The final type of pulmonary function test is meant to check the function of the alveoli. These are tiny air sacs found in the lungs where gaseous exchange occur. This test is prescribed by the doctor in order to identify how well your lungs are processing air. This is also the go-to test to show how well your lungs diffuses harmful gases such as carbon monoxide.


Not to belabor the point but a pulmonary function test is easy to take because you are not required to do much plus it is non-invasive. However, there are still some risks involved when undergoing this procedure. It essential to be aware of the following if you are about to take this test:

  • May cause dizziness
  • May cause cough
  • May feel out of breath
  • May trigger an asthma attack

Inform your doctor BEFORE taking the test if you have a history of aneurysm, if you have had surgery, if you have had a history of cardiovascular ailments, or if you have been diagnosed with tuberculosis and other respiratory disorders regardless of the severity.

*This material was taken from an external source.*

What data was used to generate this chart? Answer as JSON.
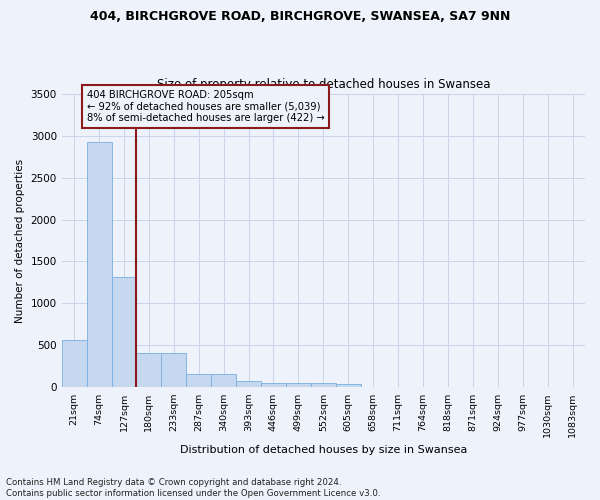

You should also tell your doctor if any of these conditions apply to you. Each of these conditions may affect the results of whatever pulmonary function test that you took.

  • Pregnancy
  • Maintaining any form of medication especially pain relievers or bronchodilators
  • Exhaustion that might affect test results
  • Stomach bloating

When do you need it?

A doctor commonly asks a patient to undergo a pulmonary function test given the following situations:

  • Allergies
  • Respiratory disorders and infections
  • Injuries
  • Chronic lung problems (asthma, bronchitis, etc.)
  • Restrictive airway problems
  • Lung diseases such as asbestosis, sarcoidosis, and scleroderma
  • Constant smoking
  • History of cardiovascular illnesses

Preparing for a PFT

When you prepare for a pulmonary function test (PFT), there are some things you have to do. These include stopping any medication you are taking, to cease smoking before taking the test, and to avoid eating a lot on the day of the tests. Make sure you discuss preparations in detail with your physician. He/She might require added ways to better prepare for your PFT to ensure high accuracy in your test results.

A pulmonary function test is a routine test that many undergo. Given how safe and easy the test is done, taking it poses no problem at all except for rare occasions where certain risks have been identified. Consult your doctor about the best time to undergo such a routine. Early detection of lung concerns can definitely expedite the healing process as well. For optimum lung health, take that needed pulmonary function test as soon as possible.